Nurturing Children’s Faith

Yes, we’ll be giving recommendations for guiding principles, activities, and helpful phrases. But hear this: you are not ultimately in charge of your children’s faith:

“As hard as we might work to give kids our faith, we can’t. Faith is a gift from from God…. Our job as parents (and as those who support parents) is to help the kids in our care be ready to feel the wind of the Holy Spirit in their lives whenever and wherever it blows” (Laura and Robert Keeley, Dear Parent: A Guide for Family Faith Formation).

To some, this might be more nervewracking, but I find it comforting: it’s not all up to me and my skills or lack of skills in talking about Jesus. I have to/get to trust God to play God’s part.

It also makes faith formation the task of the lifetime of your grandparent/parent/child relationship, not just of their toddler years.

Faith is the task of a lifetime

Hopefully you are still learning and growing in your faith, in your understanding of God, so you shouldn’t try to cram everything in at once for your children–you have their and your lifetimes.

And life will deliver you opportunities to encourage your children to develop:

  • a sense of awe and wonder
  • an awareness of God as both outside of them and within them
  • ways of relating to and experiencing this God
  • a sense of community, of relating to other people, including taking social action
  • a search for meaning while engaging with difficult issues: death, freedom, aloneness, suffering

The Keeley’s talk about the importance of just being together, of “dwelling richly,” and not just adding more things to do. Of the power of letting your children see you at your own faith practices–devotions, worship, service.

The building blocks of faith

There are some basic things we want our children to know and understand:

  • I belong to Jesus and to his body, the church.
  • I know and understand the story of God’s faithfulness–and that I’m a part of it.
  • I have hope that, through Jesus, and through all God’s promises, God is making all things new–and God is using me to make that happen.
  • I am called to work in God’s kingdom and I am equipped to do that work.

We don’t have to think of these as items to tick off. They can be themes interwoven throughout your day and your week, and as language to use as you look at and talk about what is shaping your family’s faith as you go about your lives.

You don’t need all the answers

Children at every age don’t need you to have all the answers about God and the Bible–they need to see that your faith is meaningful to your life. If they ask something that you don’t have an immediate answer to, exploring it together gives them the sense that faith is something that can continue to grow, that it is a relationship and not just a list of things they can know.
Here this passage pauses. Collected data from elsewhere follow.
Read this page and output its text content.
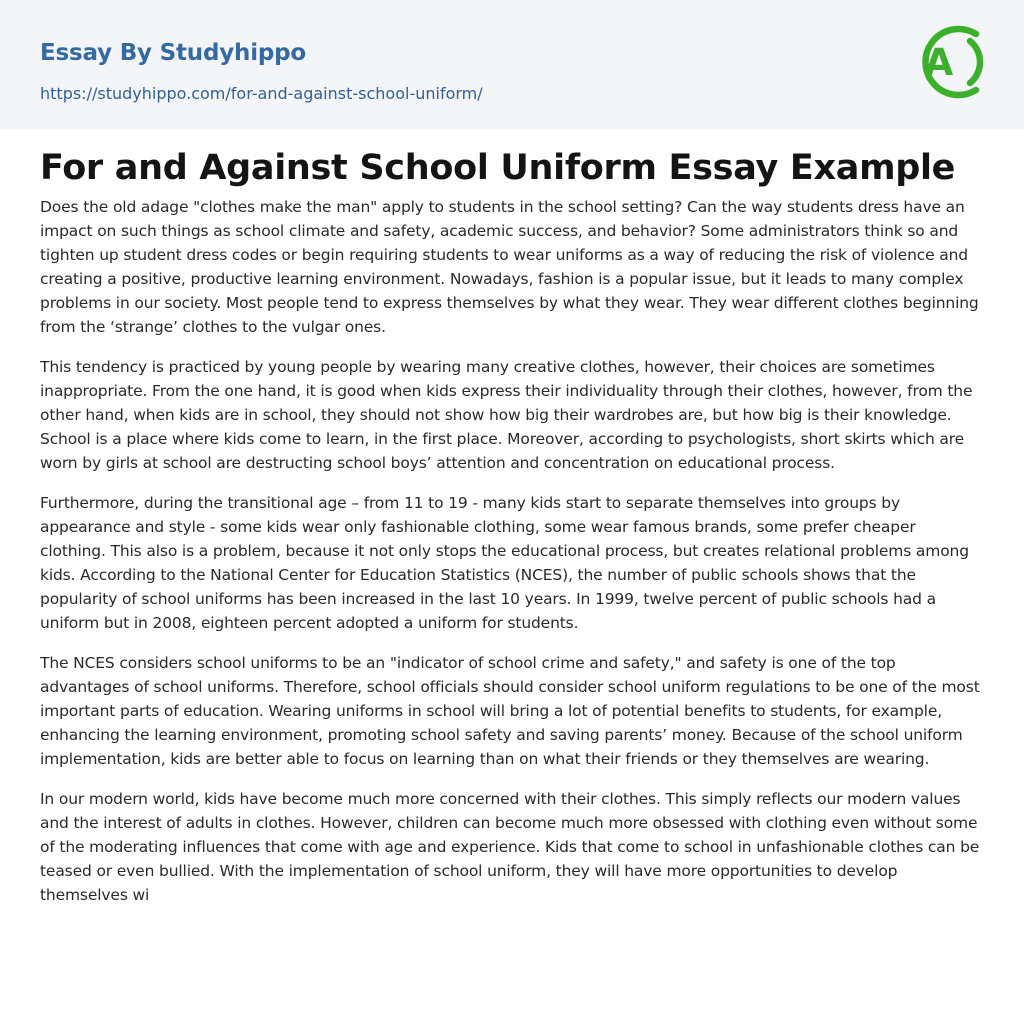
Essay By Studyhippo
https://studyhippo.com/for-and-against-school-uniform/
A
For and Against School Uniform Essay Example

Does the old adage "clothes make the man" apply to students in the school setting? Can the way students dress have an impact on such things as school climate and safety, academic success, and behavior? Some administrators think so and tighten up student dress codes or begin requiring students to wear uniforms as a way of reducing the risk of violence and creating a positive, productive learning environment. Nowadays, fashion is a popular issue, but it leads to many complex problems in our society. Most people tend to express themselves by what they wear. They wear different clothes beginning from the ‘strange’ clothes to the vulgar ones.

This tendency is practiced by young people by wearing many creative clothes, however, their choices are sometimes inappropriate. From the one hand, it is good when kids express their individuality through their clothes, however, from the other hand, when kids are in school, they should not show how big their wardrobes are, but how big is their knowledge. School is a place where kids come to learn, in the first place. Moreover, according to psychologists, short skirts which are worn by girls at school are destructing school boys’ attention and concentration on educational process.

Furthermore, during the transitional age – from 11 to 19 - many kids start to separate themselves into groups by appearance and style - some kids wear only fashionable clothing, some wear famous brands, some prefer cheaper clothing. This also is a problem, because it not only stops the educational process, but creates relational problems among kids. According to the National Center for Education Statistics (NCES), the number of public schools shows that the popularity of school uniforms has been increased in the last 10 years. In 1999, twelve percent of public schools had a uniform but in 2008, eighteen percent adopted a uniform for students.

The NCES considers school uniforms to be an "indicator of school crime and safety," and safety is one of the top advantages of school uniforms. Therefore, school officials should consider school uniform regulations to be one of the most important parts of education. Wearing uniforms in school will bring a lot of potential benefits to students, for example, enhancing the learning environment, promoting school safety and saving parents’ money. Because of the school uniform implementation, kids are better able to focus on learning than on what their friends or they themselves are wearing.

In our modern world, kids have become much more concerned with their clothes. This simply reflects our modern values and the interest of adults in clothes. However, children can become much more obsessed with clothing even without some of the moderating influences that come with age and experience. Kids that come to school in unfashionable clothes can be teased or even bullied. With the implementation of school uniform, they will have more opportunities to develop themselves wi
These are helpful phrases (thanks to Meredith Ann Miller and Brad Griffin of the Fuller Youth Institute):

I don’t know, but… let’s find out together, let’s ask so-and-so, what do you guess, this is what I guess, this is what I’ve experienced, this is how I understand it but it’s also a bit of a mystery, etc.

Lots of people who love Jesus think differently about that… this is what I think, I used to think X but I learned Y and now I think Z, etc.

That’s a really important idea. Let’s take some time with that. This is useful for complex ideas and big questions: tackle them a little bit at a time.

There’s more to it, but I’d be talking too long. We’ll get to that later. You can use this when you have to break down a complex idea–but then be sure to circle back to it!

Meredith Anne Miller's tips for talking about faith, God, and the Bible with kids: think shorter, simpler, sillier.

Other avenues

  • Tell your own faith stories, too.
  • Take them with you when you serve.
  • Let them see you have your own devotions.
  • Ask them random questions about their ideas and experiences of church, of Bible stories, of God and Jesus (especially when driving or going for a walk, so there isn’t the face-to-face pressure that can stymy many children).
  • Don’t be afraid to tell them that people disagree with how to understand big issues of faith, or that something is a mystery, or that something is your guess.
  • Gather a bunch of Bibles with different translations and compare how they present a story or a verse (we’ve had great fun doing that in Sunday school).

Children with intellectual disabilities

Children and teens with intellectual disabilities will have varying understandings of faith and of what communion is all about. Happily, faith is more about having a relationship with Jesus, about trusting God, than it is about understanding sophisticated theology. There are so many deep truths that those with intellectual disabilities can fully live out: God loves you, Jesus chooses you, God forgives you when you are sorry for things you do, God wants you to talk to him about what is going on in your life, Jesus wants to help you, God created this amazing world, etc.